Moreover, contracts with private firms leave patients with less information to choose where to be treated. This irony and the fact many patients may be too ill to choose fosters not only spurious competition but health inequalities, as shown in the recent Labour Party Parliamentary health committee review. An absurdity at the heart of government policy is the ideological belief that privatisation and competition promote choice, improve services and reduce health inequalities.
Ominously, profit hungry commissioning support firms are coming together in groups to bid for lucrative NHS contracts. One shadowy commissioning support group, chaired by United Health, the giant US health insurer, is currently lobbying NHS England strongly for a contract worth £1 billion, even to the extent of taking NHS officials on a fact finding trip to the US. When so much tax payers money is at stake, it is, perhaps, not surprising that CCGs are taking major decisions in closed sessions and disengaging from local accountability mechanisms, as reported by Healthwatch organisations. The decision of the Secretary of State to refuse Healthwatch representatives an observer seat on CCG committees reinforces the view that deals with private firms are being struck in secret. The prescient words of historian Charles Webster spring to mind “local communities and their representatives are likely to count for little when it comes to appeasing corporate interests” (Guardian May 8th 2002).

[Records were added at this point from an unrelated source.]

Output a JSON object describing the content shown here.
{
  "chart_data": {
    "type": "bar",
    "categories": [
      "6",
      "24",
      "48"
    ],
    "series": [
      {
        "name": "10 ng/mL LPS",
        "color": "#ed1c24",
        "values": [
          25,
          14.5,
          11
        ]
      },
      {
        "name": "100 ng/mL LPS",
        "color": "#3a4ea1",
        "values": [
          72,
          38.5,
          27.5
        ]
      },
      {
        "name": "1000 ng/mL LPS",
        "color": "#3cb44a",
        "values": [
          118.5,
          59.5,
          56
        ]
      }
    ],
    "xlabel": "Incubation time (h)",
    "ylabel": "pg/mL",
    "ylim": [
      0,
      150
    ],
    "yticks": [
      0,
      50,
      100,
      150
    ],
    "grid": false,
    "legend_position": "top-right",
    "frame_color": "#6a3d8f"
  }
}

There may still be time to save the NHS and restore democractic accountability. People of all political persuasions, in England, as well as Scotland, support the health service and do not want it handed over to profit driven private firms. And irrespective of how hard the government works behind the scenes to curtail statutory rights, it cannot remove the power of the public to vote politicians out of office at the ballot box. That power, above all, explains the politicians fear of exposure, their drive to hide information and to privatise by stealth. Thanks to the persistence and direct action of campaigners, however, news of NHS privatisation is getting out, hopefully in time to influence public opinion and galvanise grassroots support before the general election in 2015. Effective grassroots campaigners have shown they have the power to jolt and influence politicians out of their complacency. The survival of the NHS rests in their hands.